The Demerara Tobacco Company’s 2002 Annual Report, while recognising the risks of smoking, also spoke of its pleasures and a lifestyle choice. Would it not be interesting to enquire how many of the company’s directors and senior managers indulge in that pleasure?

Regulatory framework

The report does not even refer to the Securities Industry Act under which it is mandatory for public companies to publish half-year financial reports. Indeed the report generally exceeds the basic requirements of the SIA which is commendable, given that the provisions of the SIA with respect to half-yearly reports are neither demanding of the companies nor helpful to their shareholders. What is not commendable is the fact that the report states that the statements have been prepared in accordance with International Accounting Standard - Interim Financial Reporting. IAS 34 specifically requires ‘selected explanatory notes’ which are absent from the report and which therefore restrict a meaningful analysis of it.
Perhaps the company is merely following the one-sheet rule of the other companies to have published interim financial statements, but to have excluded basic information on accounting policies, currency, share capital, related parties transactions which are substantial, etc.

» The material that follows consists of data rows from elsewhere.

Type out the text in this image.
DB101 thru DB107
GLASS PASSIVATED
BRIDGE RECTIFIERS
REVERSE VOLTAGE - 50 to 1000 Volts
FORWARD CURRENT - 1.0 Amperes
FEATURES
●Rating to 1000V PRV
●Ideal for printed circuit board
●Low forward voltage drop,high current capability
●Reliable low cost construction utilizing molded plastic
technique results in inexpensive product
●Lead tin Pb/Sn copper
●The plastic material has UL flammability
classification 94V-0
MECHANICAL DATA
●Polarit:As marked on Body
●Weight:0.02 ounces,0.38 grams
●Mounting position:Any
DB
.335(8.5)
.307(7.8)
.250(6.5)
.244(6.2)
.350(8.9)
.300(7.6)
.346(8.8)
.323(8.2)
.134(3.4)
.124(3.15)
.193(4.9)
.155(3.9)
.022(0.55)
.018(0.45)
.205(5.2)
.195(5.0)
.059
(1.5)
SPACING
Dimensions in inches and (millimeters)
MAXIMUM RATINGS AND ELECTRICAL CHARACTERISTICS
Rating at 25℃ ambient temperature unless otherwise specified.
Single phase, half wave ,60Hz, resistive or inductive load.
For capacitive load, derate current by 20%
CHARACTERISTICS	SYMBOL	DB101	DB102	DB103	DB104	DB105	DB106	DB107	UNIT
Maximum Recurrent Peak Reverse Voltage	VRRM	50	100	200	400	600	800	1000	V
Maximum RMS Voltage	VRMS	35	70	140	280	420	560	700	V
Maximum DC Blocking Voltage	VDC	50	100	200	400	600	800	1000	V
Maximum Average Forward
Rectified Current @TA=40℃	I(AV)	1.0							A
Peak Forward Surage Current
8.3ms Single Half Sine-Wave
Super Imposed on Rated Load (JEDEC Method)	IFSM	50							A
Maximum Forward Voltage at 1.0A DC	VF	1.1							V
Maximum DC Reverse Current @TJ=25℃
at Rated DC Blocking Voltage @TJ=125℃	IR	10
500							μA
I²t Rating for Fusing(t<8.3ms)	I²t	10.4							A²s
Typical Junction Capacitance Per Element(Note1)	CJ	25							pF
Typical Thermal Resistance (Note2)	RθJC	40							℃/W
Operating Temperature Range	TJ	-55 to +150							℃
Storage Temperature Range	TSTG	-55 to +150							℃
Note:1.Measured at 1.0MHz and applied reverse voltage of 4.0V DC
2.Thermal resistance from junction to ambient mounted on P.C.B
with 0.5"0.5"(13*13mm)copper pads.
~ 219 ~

The huge profits earned by the company on cigarettes raises questions about the competition from smuggling. Cigarettes are one of the most heavily taxed commodities in Guyana, but the market share and profits the company enjoys suggest that it may not be suffering significantly from smuggling. Surely cigarettes are as susceptible if not more to smuggling as say fuel, yet we appear unable to control smuggling of fuel while doing so successfully with cigarettes.


The results since the company closed its manufacturing operations in Guyana have been an astounding success for its shareholders, among which British American Tobacco holds a controlling interest. This story is not unique, and the whole future of manufacturing in Guyana needs to be addressed in an informed, objective manner.
For those who want to see an active stock market in Guyana and who believe in ethical investing there is a real dilemma. The country’s top two companies are deeply involved in that other social evil - alcohol - and the most profitable one is in cigarettes. Their options therefore are extremely limited, and with no signs of any other business going public the level of activity on the fledgling Stock Exchange is hardly likely to rise soon.